According to the authors, medication error is any dose of medication which is different from the order of the physician and written in the chart belonging to the patient of from the procedures and hospital policy. Some of the errors are the error of omission, wrong rating error, taking of unauthorized drugs, wrong dosage, wrong dose preparation and incorrect technique of administrating the drugs. The authors cite Wolf (1989, pp. 8) who asserts that medication errors are mistakes that are usually associated with the IV solutions and drugs which are made during prescription, dispensing, transcription, preparation as well as distribution.
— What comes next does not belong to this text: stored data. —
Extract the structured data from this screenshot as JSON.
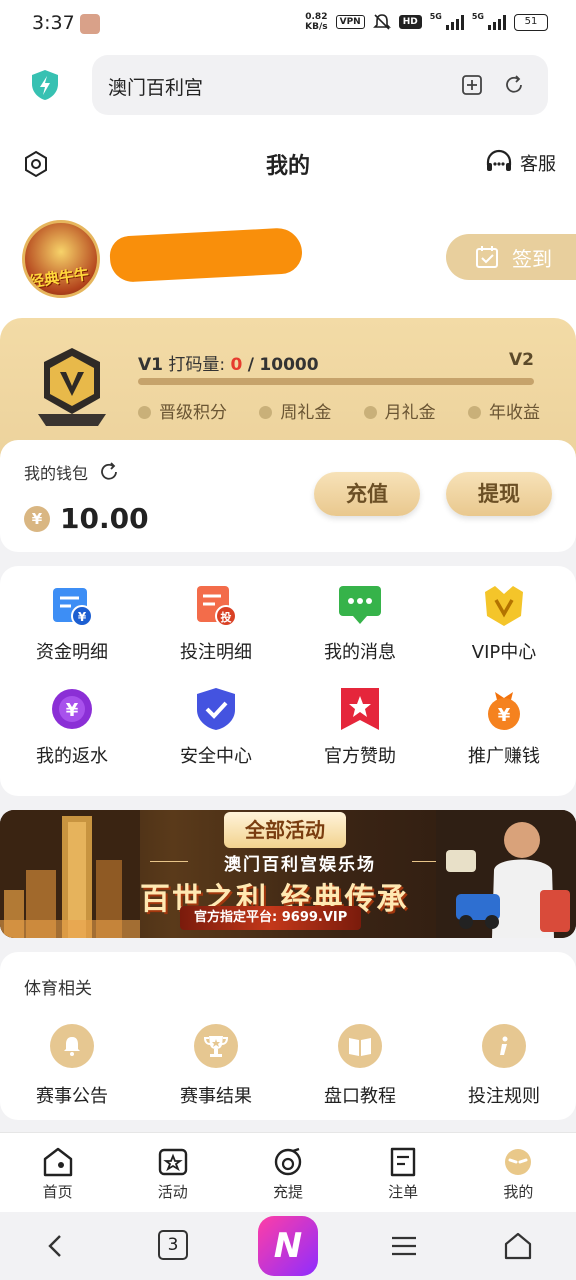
{
  "status_bar": {
    "time": "3:37",
    "net_speed_value": "0.82",
    "net_speed_unit": "KB/s",
    "vpn": "VPN",
    "hd": "HD",
    "sig1": "5G",
    "sig2": "5G",
    "battery": "51"
  },
  "browser": {
    "url_text": "澳门百利宫"
  },
  "header": {
    "title": "我的",
    "customer_service": "客服",
    "avatar_text": "经典牛牛",
    "signin": "签到"
  },
  "vip": {
    "level": "V1",
    "bet_label": "打码量:",
    "bet_current": "0",
    "bet_sep": "/",
    "bet_target": "10000",
    "next_level": "V2",
    "progress": 0,
    "perks": [
      "晋级积分",
      "周礼金",
      "月礼金",
      "年收益"
    ]
  },
  "wallet": {
    "label": "我的钱包",
    "currency_symbol": "¥",
    "amount": "10.00",
    "recharge": "充值",
    "withdraw": "提现"
  },
  "menu": {
    "items": [
      {
        "label": "资金明细",
        "icon": "fund-details-icon"
      },
      {
        "label": "投注明细",
        "icon": "bet-details-icon"
      },
      {
        "label": "我的消息",
        "icon": "message-icon"
      },
      {
        "label": "VIP中心",
        "icon": "vip-icon"
      },
      {
        "label": "我的返水",
        "icon": "rebate-icon"
      },
      {
        "label": "安全中心",
        "icon": "security-shield-icon"
      },
      {
        "label": "官方赞助",
        "icon": "sponsor-icon"
      },
      {
        "label": "推广赚钱",
        "icon": "promote-icon"
      }
    ]
  },
  "banner": {
    "tab": "全部活动",
    "subtitle": "澳门百利宫娱乐场",
    "headline": "百世之利 经典传承",
    "platform": "官方指定平台: 9699.VIP"
  },
  "sports": {
    "title": "体育相关",
    "items": [
      {
        "label": "赛事公告",
        "icon": "bell-icon"
      },
      {
        "label": "赛事结果",
        "icon": "trophy-icon"
      },
      {
        "label": "盘口教程",
        "icon": "book-icon"
      },
      {
        "label": "投注规则",
        "icon": "info-icon"
      }
    ]
  },
  "tabbar": {
    "items": [
      {
        "label": "首页",
        "icon": "home-icon"
      },
      {
        "label": "活动",
        "icon": "activity-star-icon"
      },
      {
        "label": "充提",
        "icon": "deposit-icon"
      },
      {
        "label": "注单",
        "icon": "bet-slip-icon"
      },
      {
        "label": "我的",
        "icon": "profile-icon"
      }
    ]
  },
  "sysnav": {
    "tabs_count": "3",
    "app_letter": "N"
  },
  "colors": {
    "gold": "#e8cf9d",
    "accent_red": "#e63b2e",
    "redaction": "#f98f0b"
  }
}
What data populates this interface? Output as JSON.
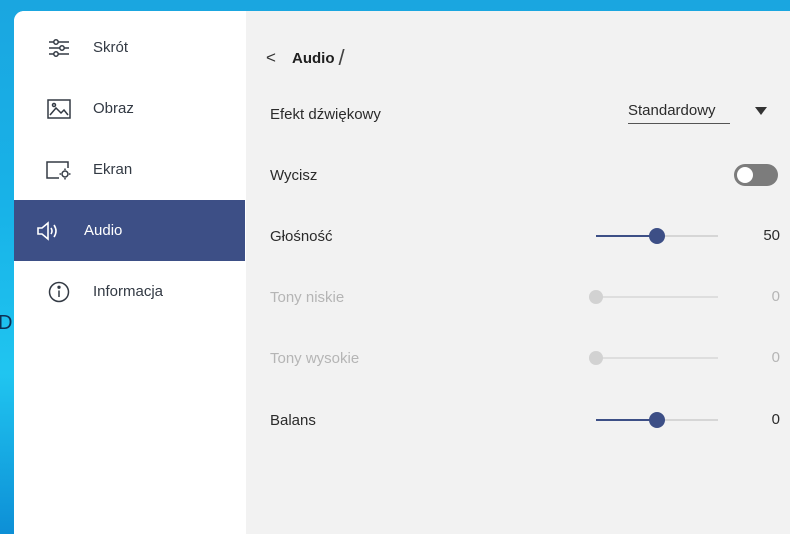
{
  "sidebar": {
    "items": [
      {
        "label": "Skrót",
        "icon": "sliders-icon",
        "active": false
      },
      {
        "label": "Obraz",
        "icon": "image-icon",
        "active": false
      },
      {
        "label": "Ekran",
        "icon": "screen-settings-icon",
        "active": false
      },
      {
        "label": "Audio",
        "icon": "speaker-icon",
        "active": true
      },
      {
        "label": "Informacja",
        "icon": "info-icon",
        "active": false
      }
    ]
  },
  "header": {
    "back_glyph": "<",
    "title": "Audio",
    "separator": "/"
  },
  "settings": {
    "sound_effect": {
      "label": "Efekt dźwiękowy",
      "value": "Standardowy"
    },
    "mute": {
      "label": "Wycisz",
      "on": false
    },
    "volume": {
      "label": "Głośność",
      "value": "50",
      "fraction": 0.5,
      "enabled": true
    },
    "bass": {
      "label": "Tony niskie",
      "value": "0",
      "fraction": 0.0,
      "enabled": false
    },
    "treble": {
      "label": "Tony wysokie",
      "value": "0",
      "fraction": 0.0,
      "enabled": false
    },
    "balance": {
      "label": "Balans",
      "value": "0",
      "fraction": 0.5,
      "enabled": true
    }
  },
  "background": {
    "edge_glyph": "D"
  },
  "colors": {
    "accent": "#3d4f86",
    "panel_bg": "#f2f2f2",
    "toggle_off": "#7c7c7c",
    "backdrop": "#1aa6e0"
  }
}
Ellen et al asserts that mathematical proficiency is a major prerequisite in the performance of most functions nursing for example intravenous regulation, medication calculation as well as the intake and the output calculation. One of the factors that lead to medication errors is poor skills in mathematics among nurses. Most of the student nurses do not have efficient mathematical capability that is required to function as real registered nurses. In a study done it showed that approximately 9% and 38% of students in the nursing field could not pass the mathematical proficiency exams. Also the study showed that 110 of the registered nurses among them 81% could not calculate the medication doses. Most nurses have a problem with the conceptual, mathematical, as well as the measurement abilities thus leading to medical errors during practice. The other factor is lack of knowledge that accounted for around 29% of all the 334 errors that had occurred in a period of six months (Elen et al, 2001, pp. 1365-2702). Other factors were length of the shifts. The nurses who had numerous shifts were more likely to make errors.  The other is workload which can lead to medical error as shortages of the nursing personnel can have adverse effects.  Others are interruptions and distractions, quality of the written prescriptions by the doctors and finally, the nurses who are new in a medical setting are likely to err because of the new environments though they are likely to report the errors as compared to those who are more experienced.

Some of the preventative measures that ought to be used in order to decrease such incidences are testing nurses’ knowledge on medications during the orientation periods as well as thorough orientation of the mathematical capabilities. Ellen et al affirms that nurses should be aware of the right actions to take, side effects as well as a correct dosage of all the drugs they administer. Some of the recommendations that have been articulated in the article are increasing more knowledge on the medications through the nurses updating their intellect on drugs to curb the issue of medical errors.

The authors acknowledged the fact that medication errors are a major problem that is associated with the nursing practice. Some of the factors they identified are managerial problems, personnel, mathematical aptitude of the nurses, workload, staffing levels, nursing care systems and others. There is need for the educators to offer in service education that is related to medicine. There is however need for more action on this subject to avoid risk related cases.